Generally, you will have a lot of unit tests - it’s easy to cover a large proportion of the system that way. At the next tier you’ll have a reasonable number of integration tests, maybe covering key interactions between services. Above that you might test some specific scenarios, either using large, useful, parts of the system, or the whole system. Finally, there’s a layer of manual testing at the tip of the pyramid.
At each layer the “cost” or “complexity” of the testing goes up, so you simply can’t afford to have as many tests - but the “coverage” of the whole system goes up as well, so, although you have fewer tests each individual test is more useful.
The idea of a test pyramid isn’t new, Mike Cohn talks about it in Succeeding with Agile 1. Essentially, it says you should have many more low-level tests than high-level tests because as you go up the pyramid the tests become most costly, more time consuming to write, and more brittle.

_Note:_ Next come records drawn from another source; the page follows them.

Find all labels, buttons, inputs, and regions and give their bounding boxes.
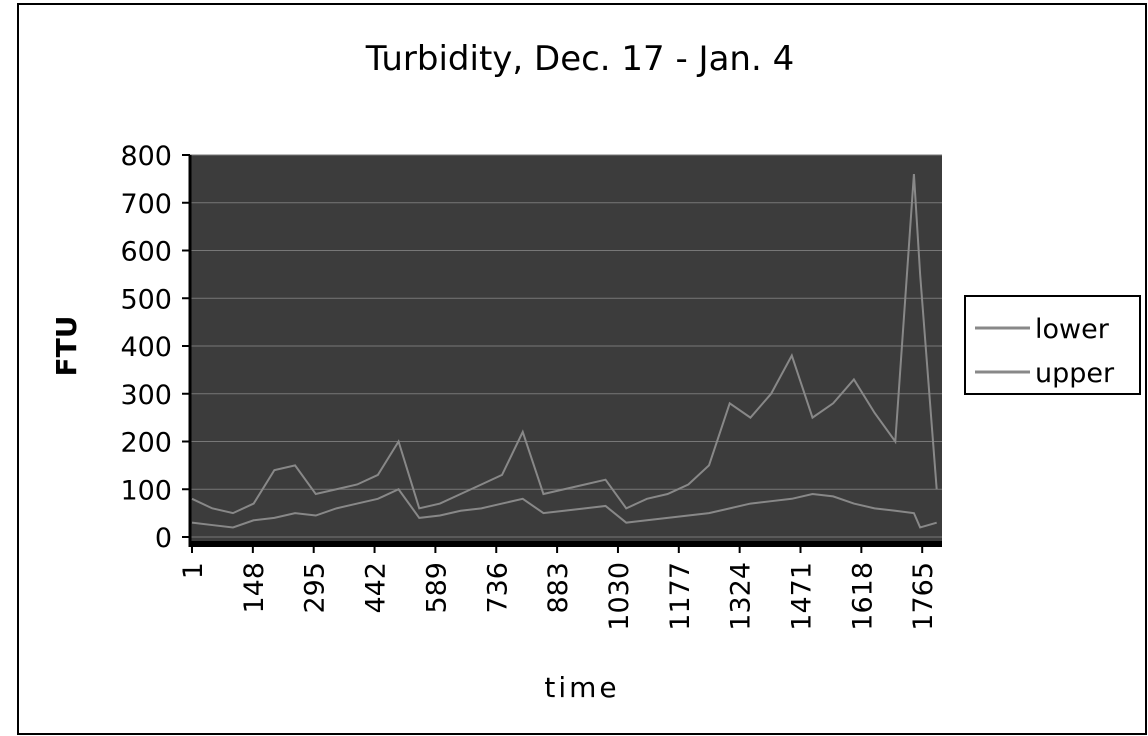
legend-label: lower: [1035, 314, 1110, 345]
y-tick-label: 700: [120, 189, 172, 220]
x-tick-label: 1177: [665, 562, 696, 631]
legend: [964, 295, 1141, 395]
x-tick-label: 883: [543, 562, 574, 614]
x-tick-label: 148: [239, 562, 270, 614]
series-line: [191, 174, 938, 515]
x-tick-label: 442: [361, 562, 392, 614]
x-tick-label: 736: [482, 562, 513, 614]
x-tick-label: 1: [178, 562, 209, 579]
y-tick-label: 600: [120, 237, 172, 268]
y-tick-label: 0: [155, 523, 172, 554]
x-tick-label: 1765: [908, 562, 939, 631]
series-line: [191, 487, 937, 529]
y-tick-label: 200: [120, 428, 172, 459]
legend-label: upper: [1035, 358, 1115, 389]
x-tick-label: 1618: [847, 562, 878, 631]
y-tick-label: 800: [120, 141, 172, 172]
y-tick-label: 300: [120, 380, 172, 411]
plot-area: [190, 155, 942, 547]
chart-title: Turbidity, Dec. 17 - Jan. 4: [365, 39, 794, 79]
y-tick-label: 500: [120, 284, 172, 315]
x-tick-label: 1324: [726, 562, 757, 631]
y-tick-label: 400: [120, 332, 172, 363]
x-tick-label: 589: [421, 562, 452, 614]
y-tick-label: 100: [120, 475, 172, 506]
x-tick-label: 295: [300, 562, 331, 614]
y-axis-label: FTU: [50, 316, 83, 377]
x-tick-label: 1030: [604, 562, 635, 631]
x-axis-label: time: [544, 671, 619, 704]
x-tick-label: 1471: [787, 562, 818, 631]
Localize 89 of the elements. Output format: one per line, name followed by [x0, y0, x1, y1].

There’s one additional property of the pyramid that’s not obvious at first glance, we assume that if the results of the lower layers are valid, then any previous tests at the higher layers built upon that work are still valid. Now, obviously, with automated testing it’s easy to re-run the test cases (all be it time consuming)…but what about manual testing? A new feature probably receives significantly more attention during test than an old one, so long as our tests haven’t changed, the pyramid lets us make this distinction with confidence, because we can say that the behaviour of the old feature is unchanged as far as the tests are concerned.
In this way, the base of the pyramid is actually composed of all the testing we’ve done on earlier versions of the software.
As long as our tests are static, over time we accrue a significant foundation of testing that gives us confidence that our products are getting better and better. Of course, if our tests are not static then all bets are off - which is what I’m going to talk about in Part 3: Goals of Automated Testing.